INVESTIGATIONS: Laboratory tests showed moderate to severe hypokalemia with a serum potassium concentration of 2.77 to 3.17 mmol/L, hypomagnesemia (0.31-0.35 mmol/L), hypocalcaemia (1.79-1.99 mmol/L), hypocalciuria (0.12-1.10 mmol/24 h), and metabolic alkalosis. The patient had elevated plasma renin activity and normoaldosteronism; her parathyroid hormone level was normal. Urinary calcium to creatinine ratio was (5.17-23.57) x 10(-3) mg/mg Cr. The renal clearance studies in this patient using furosemide or hydrochlorothiazide disclosed that urine volume and chloride clearance (CCL) were increased after furosemide administration, but there was no obvious change after the administration of hydrochlorothiazide. Furthermore, the distal fractional chloride reabsorption [CH2O/(CH2O+CCI)] was dramatically decreased by furosemide administration, whereas thiazide had little effect on it. These findings pointed to the presence of a non-functional thiazide-sensitive sodium/chloride cotransporter in the distal convoluted tubule, so the diagnosis of Gitelman's syndrome (GS) was made.
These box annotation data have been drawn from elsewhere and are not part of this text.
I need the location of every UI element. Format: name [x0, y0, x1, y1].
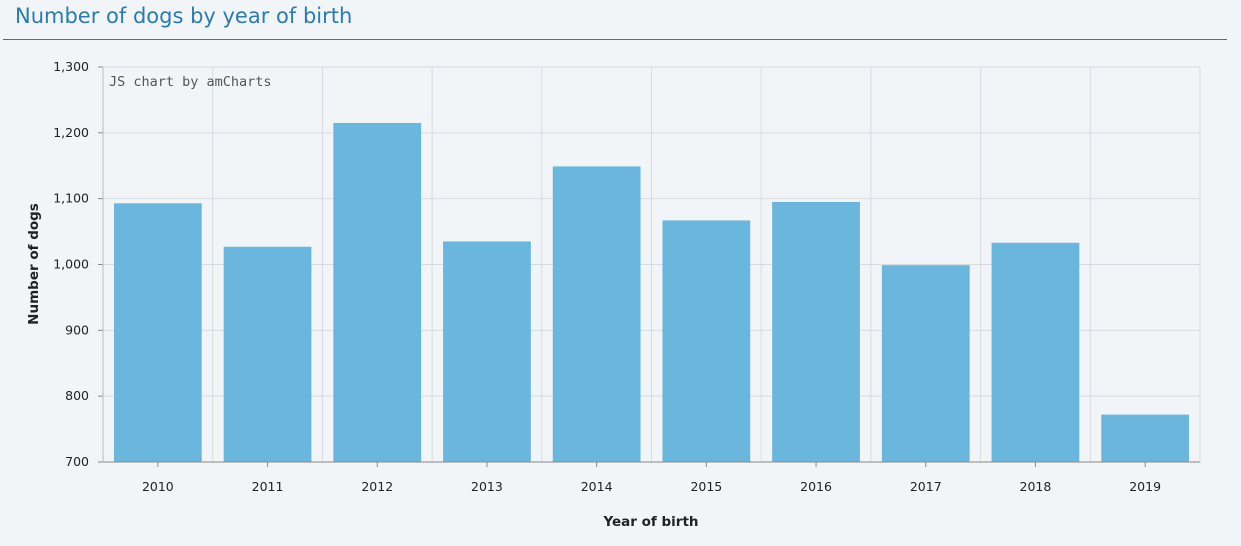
chart-axes: 700 800 900 1,000 1,100 1,200 1,300 2010 2011 201…: [53, 59, 1200, 494]
y-tick-label: 900: [65, 322, 89, 337]
bar-2016[interactable]: [772, 201, 860, 463]
x-tick-label: 2017: [910, 479, 942, 494]
x-tick-label: 2019: [1129, 479, 1161, 494]
title-divider: [3, 39, 1227, 40]
y-tick-label: 800: [65, 388, 89, 403]
x-tick-label: 2011: [252, 479, 284, 494]
bar-2017[interactable]: [881, 265, 970, 462]
chart-credit[interactable]: JS chart by amCharts: [109, 74, 272, 90]
x-tick-label: 2014: [581, 479, 613, 494]
page-title: Number of dogs by year of birth: [15, 4, 353, 28]
x-tick-label: 2012: [361, 479, 393, 494]
x-tick-label: 2018: [1020, 479, 1052, 494]
bar-2013[interactable]: [443, 241, 531, 462]
y-tick-label: 1,200: [53, 125, 89, 140]
y-tick-label: 700: [65, 454, 89, 469]
y-axis-title: Number of dogs: [26, 203, 42, 325]
y-tick-label: 1,000: [53, 257, 89, 272]
x-axis-title: Year of birth: [602, 514, 698, 530]
bar-2014[interactable]: [552, 166, 641, 463]
y-tick-label: 1,100: [53, 191, 89, 206]
bar-2019[interactable]: [1101, 414, 1190, 462]
chart-bars: [113, 122, 1190, 463]
bar-2010[interactable]: [113, 203, 202, 462]
x-tick-label: 2016: [800, 479, 832, 494]
x-tick-label: 2010: [142, 479, 174, 494]
x-tick-label: 2015: [690, 479, 722, 494]
bar-2015[interactable]: [662, 220, 751, 462]
x-tick-label: 2013: [471, 479, 503, 494]
bar-2018[interactable]: [991, 242, 1080, 462]
bar-2011[interactable]: [223, 246, 312, 462]
y-tick-label: 1,300: [53, 59, 89, 74]
bar-2012[interactable]: [333, 122, 422, 462]
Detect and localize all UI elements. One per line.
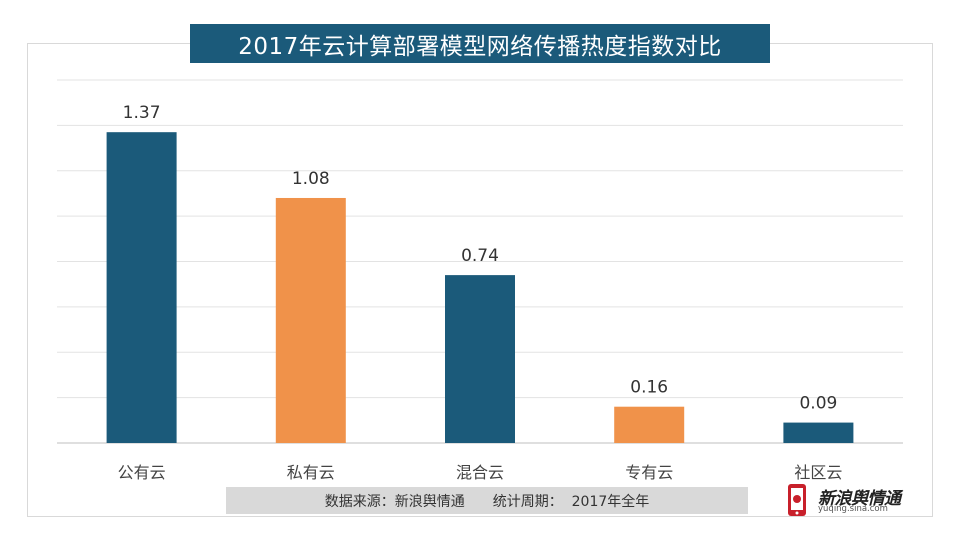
bars bbox=[106, 132, 854, 443]
value-label-0: 1.37 bbox=[123, 103, 161, 123]
bar-3 bbox=[614, 406, 685, 443]
value-label-4: 0.09 bbox=[799, 394, 837, 414]
bar-0 bbox=[106, 132, 177, 443]
chart-title: 2017年云计算部署模型网络传播热度指数对比 bbox=[190, 24, 770, 63]
value-label-3: 0.16 bbox=[630, 378, 668, 398]
category-label-2: 混合云 bbox=[456, 463, 504, 482]
category-label-1: 私有云 bbox=[287, 463, 335, 482]
value-label-2: 0.74 bbox=[461, 246, 499, 266]
bar-1 bbox=[275, 197, 346, 443]
logo-name: 新浪舆情通 bbox=[818, 489, 901, 509]
category-label-4: 社区云 bbox=[794, 463, 842, 482]
value-label-1: 1.08 bbox=[292, 169, 330, 189]
bar-4 bbox=[783, 422, 854, 443]
data-period-text: 统计周期： 2017年全年 bbox=[492, 493, 650, 510]
category-labels: 公有云 私有云 混合云 专有云 社区云 bbox=[118, 463, 843, 482]
data-source-bar: 数据来源：新浪舆情通 统计周期： 2017年全年 bbox=[226, 487, 748, 514]
bar-2 bbox=[445, 275, 515, 443]
logo-url: yuqing.sina.com bbox=[818, 504, 888, 514]
sina-logo-icon bbox=[788, 484, 806, 516]
category-label-3: 专有云 bbox=[625, 463, 673, 482]
category-label-0: 公有云 bbox=[118, 463, 166, 482]
value-labels: 1.37 1.08 0.74 0.16 0.09 bbox=[123, 103, 838, 413]
data-source-text: 数据来源：新浪舆情通 bbox=[324, 493, 465, 510]
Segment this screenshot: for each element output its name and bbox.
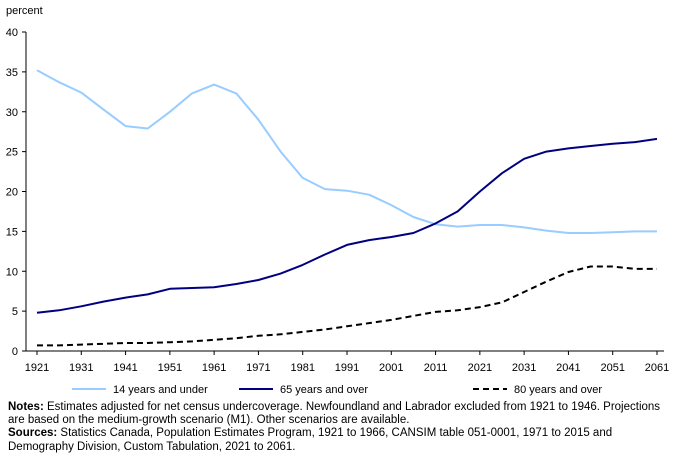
x-tick-label: 2031 (512, 362, 536, 374)
x-tick-label: 2021 (468, 362, 492, 374)
legend-label: 65 years and over (280, 384, 368, 396)
x-tick-label: 2011 (424, 362, 448, 374)
x-tick-label: 2061 (645, 362, 669, 374)
sources-label: Sources: (8, 427, 58, 440)
y-tick-label: 5 (12, 306, 18, 318)
series-lines (36, 69, 658, 347)
x-tick-label: 1961 (202, 362, 226, 374)
legend-label: 14 years and under (113, 384, 208, 396)
y-axis: 0 5 10 15 20 25 30 35 40 (6, 27, 26, 358)
notes-label: Notes: (8, 401, 44, 413)
chart-notes: Notes: Estimates adjusted for net census… (8, 401, 668, 454)
x-tick-label: 2051 (600, 362, 624, 374)
x-tick-label: 2041 (556, 362, 580, 374)
x-axis: 1921 1931 1941 1951 1961 1971 1981 1991 2001 2011… (25, 351, 669, 374)
notes-paragraph: Notes: Estimates adjusted for net census… (8, 401, 668, 427)
x-tick-label: 2001 (379, 362, 403, 374)
legend: 14 years and under 65 years and over 80 ye… (72, 384, 602, 396)
y-tick-label: 20 (6, 187, 18, 199)
y-tick-label: 25 (6, 147, 18, 159)
series-line-1 (36, 137, 658, 314)
series-line-2 (37, 265, 657, 347)
y-tick-label: 10 (6, 266, 18, 278)
x-tick-label: 1931 (69, 362, 93, 374)
series-line-0 (36, 69, 657, 234)
sources-text: Statistics Canada, Population Estimates … (8, 427, 613, 453)
y-tick-label: 35 (6, 67, 18, 79)
sources-paragraph: Sources: Statistics Canada, Population E… (8, 427, 668, 453)
x-tick-label: 1971 (246, 362, 270, 374)
x-tick-label: 1921 (25, 362, 49, 374)
line-chart: percent 0 5 10 15 20 25 30 35 40 1921 1931 1941 195… (6, 5, 669, 396)
x-tick-label: 1991 (335, 362, 359, 374)
notes-text: Estimates adjusted for net census underc… (8, 401, 661, 427)
y-tick-label: 40 (6, 27, 18, 39)
y-tick-label: 30 (6, 107, 18, 119)
x-tick-label: 1981 (290, 362, 314, 374)
legend-label: 80 years and over (514, 384, 602, 396)
y-tick-label: 0 (12, 346, 18, 358)
x-tick-label: 1941 (113, 362, 137, 374)
y-tick-label: 15 (6, 226, 18, 238)
y-axis-label: percent (6, 5, 43, 17)
x-tick-label: 1951 (158, 362, 182, 374)
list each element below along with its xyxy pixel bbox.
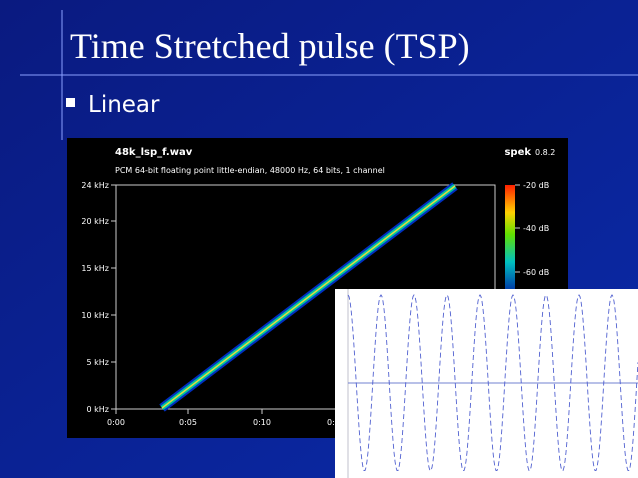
color-bar (505, 185, 515, 295)
waveform-inset (335, 289, 638, 478)
db-label: -40 dB (523, 224, 549, 233)
app-version: 0.8.2 (535, 148, 555, 157)
x-label: 0:10 (253, 418, 271, 427)
db-label: -60 dB (523, 268, 549, 277)
db-label: -20 dB (523, 181, 549, 190)
y-label: 20 kHz (81, 217, 109, 226)
y-label: 0 kHz (87, 405, 109, 414)
y-label: 10 kHz (81, 311, 109, 320)
x-label: 0:05 (179, 418, 197, 427)
y-label: 24 kHz (81, 181, 109, 190)
file-info: PCM 64-bit floating point little-endian,… (115, 166, 385, 175)
spectrogram: 48k_lsp_f.wav spek 0.8.2 PCM 64-bit floa… (67, 138, 568, 438)
app-name: spek (504, 147, 531, 158)
waveform (347, 294, 638, 472)
bullet-marker (66, 98, 75, 107)
slide-title: Time Stretched pulse (TSP) (70, 26, 470, 66)
y-label: 15 kHz (81, 264, 109, 273)
x-label: 0:00 (107, 418, 125, 427)
sweep-line (161, 185, 456, 409)
y-label: 5 kHz (87, 358, 109, 367)
file-name: 48k_lsp_f.wav (115, 147, 193, 158)
bullet-text: Linear (88, 92, 160, 118)
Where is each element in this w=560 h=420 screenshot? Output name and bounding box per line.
TREATMENT: The patient was treated with indomethacin 50 mg, tid; after 3 days, the potassium increased, but calcium and magnesium serum levels failed to improve. So triamterene 50 mg, tid was also administrated. After 4 days, the serum levels of potassium, calcium were normalized, and the serum levels of magnesium increased from 0.35 mmol/L to 0.52 mmol/L; weakness and fatigue improved markedly, the clinical symptoms disappeared. The 18-month-follow-up study found the magnesium serum level normal.

CONCLUSION: GS may be present with severe hypocalcaemia and hypokalemic periodic paralysis; the renal clearance studies by diuretic administration may be of help in diagnosing Gitelman's syndrome, and the combined use of indomethacin with triamterene has good therapeutic effect.